We went aside to drink our tea. Refuse all around, in places floating in the puddles caused by the rain. Perhaps the municipality should concentrate more on cleaning than on confiscating kiosks.
It started to drizzle and we returned to the building. There were small lines inside the slalom. Meanwhile, the sun was rising and we watched it between the railings and the watchtower.
At 7 o'clock we entered the middle entrance. The slalom itself was empty and the turnstile at its end was open. Inside only one package-checking machine was working, but other machines were lit. Maybe earlier there were more machines working. We passed quickly. Of the electronic document-checking machines, only 4-5 out of 30 were operating. And only one 'manned' station was open, with only one (woman) soldier. (There are usually two, and we have been told in the past that the job of the second one was to check that no one jumped over the electronic post.) A woman with a stroller was given permission by the soldier to pass through one of the electronic posts which she opened for her. But it was too narrow for the stroller. A man tried to help her lift it over the post. A security man approached and told the soldier that she should have sent the woman to the end where there was a special gate for strollers and wheelchairs and he would open it for her. He disappeared and the soldier didn't know what to do with us – obviously new to her job and not knowing Machsomwatch. So we stood aside while she checked by phone and, satisfied that we were no risk, then let us through. At least during this time she let through the Palestinians who needed manual checking.
When we came out of the building it was raining lightly – an opportunity to test Ronit's 'Lekh" ("Go!"} umbrella – and to see conditions on the bridge when it rains. As expected, raindrops come in from the side. Although the rain was light and there was no strong wind, we could see that the floor was wet halfway across from drops that had come in from the side. We could only imagine what it would be like on a stormy day.

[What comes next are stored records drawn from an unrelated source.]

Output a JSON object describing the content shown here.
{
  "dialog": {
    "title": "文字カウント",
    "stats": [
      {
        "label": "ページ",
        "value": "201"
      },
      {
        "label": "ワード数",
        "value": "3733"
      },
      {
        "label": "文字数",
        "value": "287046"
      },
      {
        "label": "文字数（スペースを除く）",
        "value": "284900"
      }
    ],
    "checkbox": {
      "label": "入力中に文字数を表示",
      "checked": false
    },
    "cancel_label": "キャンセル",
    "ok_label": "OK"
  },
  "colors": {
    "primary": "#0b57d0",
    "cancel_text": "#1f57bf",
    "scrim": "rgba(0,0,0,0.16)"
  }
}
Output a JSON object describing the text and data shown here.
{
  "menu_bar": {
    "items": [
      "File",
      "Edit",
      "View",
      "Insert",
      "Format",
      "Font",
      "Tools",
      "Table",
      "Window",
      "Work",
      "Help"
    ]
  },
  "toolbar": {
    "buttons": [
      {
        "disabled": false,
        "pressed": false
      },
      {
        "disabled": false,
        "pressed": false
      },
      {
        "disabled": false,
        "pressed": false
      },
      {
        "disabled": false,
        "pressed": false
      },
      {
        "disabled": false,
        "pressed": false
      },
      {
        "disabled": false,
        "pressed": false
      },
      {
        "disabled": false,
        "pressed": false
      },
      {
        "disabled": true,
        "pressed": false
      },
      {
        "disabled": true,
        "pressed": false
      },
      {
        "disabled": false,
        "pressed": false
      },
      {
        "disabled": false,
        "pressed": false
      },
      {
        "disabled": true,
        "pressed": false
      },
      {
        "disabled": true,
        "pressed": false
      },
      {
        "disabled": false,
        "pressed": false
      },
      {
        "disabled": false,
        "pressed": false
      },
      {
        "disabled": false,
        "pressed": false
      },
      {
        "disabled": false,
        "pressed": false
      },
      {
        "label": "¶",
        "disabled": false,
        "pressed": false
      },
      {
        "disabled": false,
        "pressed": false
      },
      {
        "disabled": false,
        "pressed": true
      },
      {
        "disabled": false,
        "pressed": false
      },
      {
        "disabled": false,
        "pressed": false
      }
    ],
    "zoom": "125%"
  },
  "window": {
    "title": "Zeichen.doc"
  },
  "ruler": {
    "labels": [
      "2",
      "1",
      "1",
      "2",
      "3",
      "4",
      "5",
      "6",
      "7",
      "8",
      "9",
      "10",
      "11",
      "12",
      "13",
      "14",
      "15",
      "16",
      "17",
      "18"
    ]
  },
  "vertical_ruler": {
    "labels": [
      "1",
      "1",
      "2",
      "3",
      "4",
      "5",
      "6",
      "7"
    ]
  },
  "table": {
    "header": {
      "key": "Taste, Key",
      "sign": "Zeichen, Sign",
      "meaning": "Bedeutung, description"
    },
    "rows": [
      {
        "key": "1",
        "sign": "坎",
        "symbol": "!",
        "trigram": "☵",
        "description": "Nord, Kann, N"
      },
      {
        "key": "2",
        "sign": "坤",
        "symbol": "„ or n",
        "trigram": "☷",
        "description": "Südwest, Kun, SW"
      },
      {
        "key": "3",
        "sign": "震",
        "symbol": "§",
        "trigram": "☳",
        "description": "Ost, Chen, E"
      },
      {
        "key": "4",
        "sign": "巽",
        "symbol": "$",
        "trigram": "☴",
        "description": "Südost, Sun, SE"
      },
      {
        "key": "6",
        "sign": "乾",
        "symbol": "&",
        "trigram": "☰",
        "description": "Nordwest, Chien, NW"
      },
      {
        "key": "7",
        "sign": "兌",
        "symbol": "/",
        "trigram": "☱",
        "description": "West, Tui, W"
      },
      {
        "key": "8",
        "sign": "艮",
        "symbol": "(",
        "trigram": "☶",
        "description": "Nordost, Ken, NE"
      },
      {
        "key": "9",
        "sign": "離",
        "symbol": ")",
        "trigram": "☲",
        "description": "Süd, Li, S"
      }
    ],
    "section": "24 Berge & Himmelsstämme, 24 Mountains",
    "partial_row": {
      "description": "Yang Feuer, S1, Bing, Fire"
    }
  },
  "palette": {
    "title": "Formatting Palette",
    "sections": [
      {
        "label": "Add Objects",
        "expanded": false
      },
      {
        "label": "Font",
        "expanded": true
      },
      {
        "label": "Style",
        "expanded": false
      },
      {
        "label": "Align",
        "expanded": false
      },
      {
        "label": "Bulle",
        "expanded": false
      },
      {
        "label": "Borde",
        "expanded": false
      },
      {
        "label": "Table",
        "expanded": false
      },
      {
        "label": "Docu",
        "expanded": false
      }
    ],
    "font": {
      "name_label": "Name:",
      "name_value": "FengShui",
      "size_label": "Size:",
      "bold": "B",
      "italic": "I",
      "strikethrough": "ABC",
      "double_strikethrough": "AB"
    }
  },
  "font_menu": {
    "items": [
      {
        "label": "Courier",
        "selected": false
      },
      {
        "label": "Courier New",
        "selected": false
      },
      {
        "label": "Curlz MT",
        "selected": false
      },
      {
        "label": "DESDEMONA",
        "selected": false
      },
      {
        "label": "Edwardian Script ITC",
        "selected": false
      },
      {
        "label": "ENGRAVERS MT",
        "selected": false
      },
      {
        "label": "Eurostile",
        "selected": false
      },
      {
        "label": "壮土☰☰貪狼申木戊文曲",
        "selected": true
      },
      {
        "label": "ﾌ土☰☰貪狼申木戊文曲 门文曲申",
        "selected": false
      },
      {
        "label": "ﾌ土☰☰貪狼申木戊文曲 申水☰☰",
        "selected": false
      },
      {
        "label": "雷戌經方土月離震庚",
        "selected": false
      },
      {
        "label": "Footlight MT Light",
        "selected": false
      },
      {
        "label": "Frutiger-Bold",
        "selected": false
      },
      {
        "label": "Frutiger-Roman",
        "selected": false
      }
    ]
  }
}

At the bottom of the stairs of the bridge people crowd under its cover and also shelter under the pillars. On the way to our car people stop us to tell us that when we come, conditions are better (We know that it's not quite so…}. One man spoke with us at length and wondered why so much was spent on this sophisticated new checkpoint if the lines are still so long. According to him today fewer workers came because of the rain, but at the beginning of the week, the lines were very long. He claimed that people arriving at 5 passed only at 7. When we told him that we had been told recently that there were not enough soldiers because of Corona quarantine, he answered that when there is an incident on the West Bank suddenly there are unlimited supplies of soldiers.